El Poder Judicial da el (mal) ejemplo
De plagios, mediocridad e impunidad
El Ronsoco Ilustrado
Javier Garvich
(Lima 1965) Sociólogo, cursó estudios en la Pontificia Universidad Católica de Lima. Ejerció el magisterio en la Escuela Superior de Periodismo Bausate y Mesa y en la Escuela de Teatro de la Universidad Católica. Exiliado en España durante el fujimorismo, fue fundador y después director de Quipu, la primera revista cultural para inmigrantes peruanos en España. Actualmente, es el editor de la Revista Peruana de Literatura.
Se habla siempre del mal ejemplo de los profesores en el sector educativo, se criminaliza a los líderes comunales que luchan contra los abusos de las empresas mineras, solemos creer que médicos y demás miembros del sector público hacen huelgas por flojera y mezquindad ¿Qué decir de los jueces? Uno creería que con un sustancioso aumento de sueldo tendríamos mejores jueces. Craso error, la formación de un buen juez no tiene nada que ver con los estímulos monetarios. Y he aquí un caso.
Había una vez un ambicioso graduado en derecho quien, viendo su futuro como impune juez, no reparó en nada para hacerse un nombre y un prestigio dizque intelectual. Quiso ganar fama de gran erudito en derecho laboral y no dudó en plagiar páginas enteras de un colega que había publicado en la revista peruana Asesoría Laboral. El genial copión lo presentó primero como ponencia en el Congreso Iberoamericano de Derecho del Trabajo en México y, claro, no iba a publicar su plagio en cualquier revista de entrecasa. No señor, el futuro juez ya pensaba el fraude a lo grande y para eso lo publicó en la Scientific International Journal, la prestigiosa revista multidisciplinaria y bilingüe del Non-Profit Evaluation & Resource Center Inc. Valiéndose de la buena fe de sus editores coló su “ensayo” que no era otra cosa que un corta y pega del extenso artículo de su colega. El plagiario añadió otra línea más en su currículum (el cual no sabemos si se construyó con la misma metodología) y pensó que el copiado nunca se enteraría. Y si se enterara ¿Qué le iba a hacer? ¿Qué habría de temer?
No iba tan descaminado el plagiario. Tiempo después fue nombrado magistrado y juez titular dentro de la Corte Superior de Cajamarca. Se prodigaba en discursos y ceremonias del poder judicial y ¡hasta ha escrito un libro! (créanme que, con la fama que va cobrando este personaje, me muero de ganas de leerlo y rebuscar qué habrá en el de original y qué de la copia).

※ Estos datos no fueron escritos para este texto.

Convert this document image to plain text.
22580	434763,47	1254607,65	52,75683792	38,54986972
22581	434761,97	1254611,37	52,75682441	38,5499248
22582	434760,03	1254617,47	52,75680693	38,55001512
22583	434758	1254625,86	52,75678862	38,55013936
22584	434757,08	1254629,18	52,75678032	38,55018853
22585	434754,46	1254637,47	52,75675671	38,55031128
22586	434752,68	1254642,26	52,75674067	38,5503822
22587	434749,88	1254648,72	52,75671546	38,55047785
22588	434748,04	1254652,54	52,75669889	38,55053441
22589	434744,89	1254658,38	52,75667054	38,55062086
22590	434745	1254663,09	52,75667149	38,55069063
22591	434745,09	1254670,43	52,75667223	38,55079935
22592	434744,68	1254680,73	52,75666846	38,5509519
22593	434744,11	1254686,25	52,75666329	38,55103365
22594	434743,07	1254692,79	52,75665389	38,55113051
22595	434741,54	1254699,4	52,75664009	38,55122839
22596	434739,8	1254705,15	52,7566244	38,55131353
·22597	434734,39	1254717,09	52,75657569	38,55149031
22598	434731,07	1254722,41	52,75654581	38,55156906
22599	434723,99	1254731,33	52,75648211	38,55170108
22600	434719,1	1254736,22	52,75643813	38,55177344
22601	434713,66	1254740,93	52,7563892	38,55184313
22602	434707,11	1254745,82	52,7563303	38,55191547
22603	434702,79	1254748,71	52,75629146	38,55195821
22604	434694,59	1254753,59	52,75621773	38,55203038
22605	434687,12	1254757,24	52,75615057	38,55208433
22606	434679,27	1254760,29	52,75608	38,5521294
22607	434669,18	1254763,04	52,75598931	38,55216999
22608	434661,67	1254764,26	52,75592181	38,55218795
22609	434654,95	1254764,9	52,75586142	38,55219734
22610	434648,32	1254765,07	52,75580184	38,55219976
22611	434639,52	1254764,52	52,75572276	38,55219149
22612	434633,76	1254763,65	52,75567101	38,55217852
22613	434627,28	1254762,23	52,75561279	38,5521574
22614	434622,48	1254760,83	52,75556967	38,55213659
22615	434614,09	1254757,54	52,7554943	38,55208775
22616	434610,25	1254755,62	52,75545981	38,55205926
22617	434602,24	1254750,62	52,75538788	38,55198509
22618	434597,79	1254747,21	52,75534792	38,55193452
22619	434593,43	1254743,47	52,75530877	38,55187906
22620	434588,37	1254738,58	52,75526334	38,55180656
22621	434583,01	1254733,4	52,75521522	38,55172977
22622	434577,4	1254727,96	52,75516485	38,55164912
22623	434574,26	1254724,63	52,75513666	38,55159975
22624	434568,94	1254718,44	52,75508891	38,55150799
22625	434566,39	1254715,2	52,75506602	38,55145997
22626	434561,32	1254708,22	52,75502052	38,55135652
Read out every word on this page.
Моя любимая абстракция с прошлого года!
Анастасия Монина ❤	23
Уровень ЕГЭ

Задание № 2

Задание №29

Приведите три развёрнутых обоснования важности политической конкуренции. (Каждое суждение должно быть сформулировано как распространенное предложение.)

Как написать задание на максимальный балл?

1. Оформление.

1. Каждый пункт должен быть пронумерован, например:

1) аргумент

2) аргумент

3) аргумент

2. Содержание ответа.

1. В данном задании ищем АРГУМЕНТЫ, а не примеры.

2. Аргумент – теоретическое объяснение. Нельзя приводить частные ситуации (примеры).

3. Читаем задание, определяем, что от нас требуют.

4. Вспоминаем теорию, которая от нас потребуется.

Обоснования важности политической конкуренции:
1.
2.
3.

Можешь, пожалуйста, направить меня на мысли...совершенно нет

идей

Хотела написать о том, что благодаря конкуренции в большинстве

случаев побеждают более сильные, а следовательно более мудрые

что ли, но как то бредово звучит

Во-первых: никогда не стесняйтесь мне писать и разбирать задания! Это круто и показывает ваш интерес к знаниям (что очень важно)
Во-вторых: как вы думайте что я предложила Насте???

Cuando la revista internacional se enteró del fraude retiró el plagio para reemplazarlo por el texto y el autor auténticos, así como publicó una notificación de violación de los principios de publicación de la revista. Sin embargo poco más sucederá: El plagio no está tipificado como falta en la legislación disciplinaria y posiblemente se desestime la queja que se ventila dentro del Consejo Nacional de la Magistratura peruana, dado que la estafa se produjo antes de que fuese nombrado magistrado. Mientras en el extranjero se ha tratado al plagiario como lo que es, aquí es más que probable se le cobije y proteja.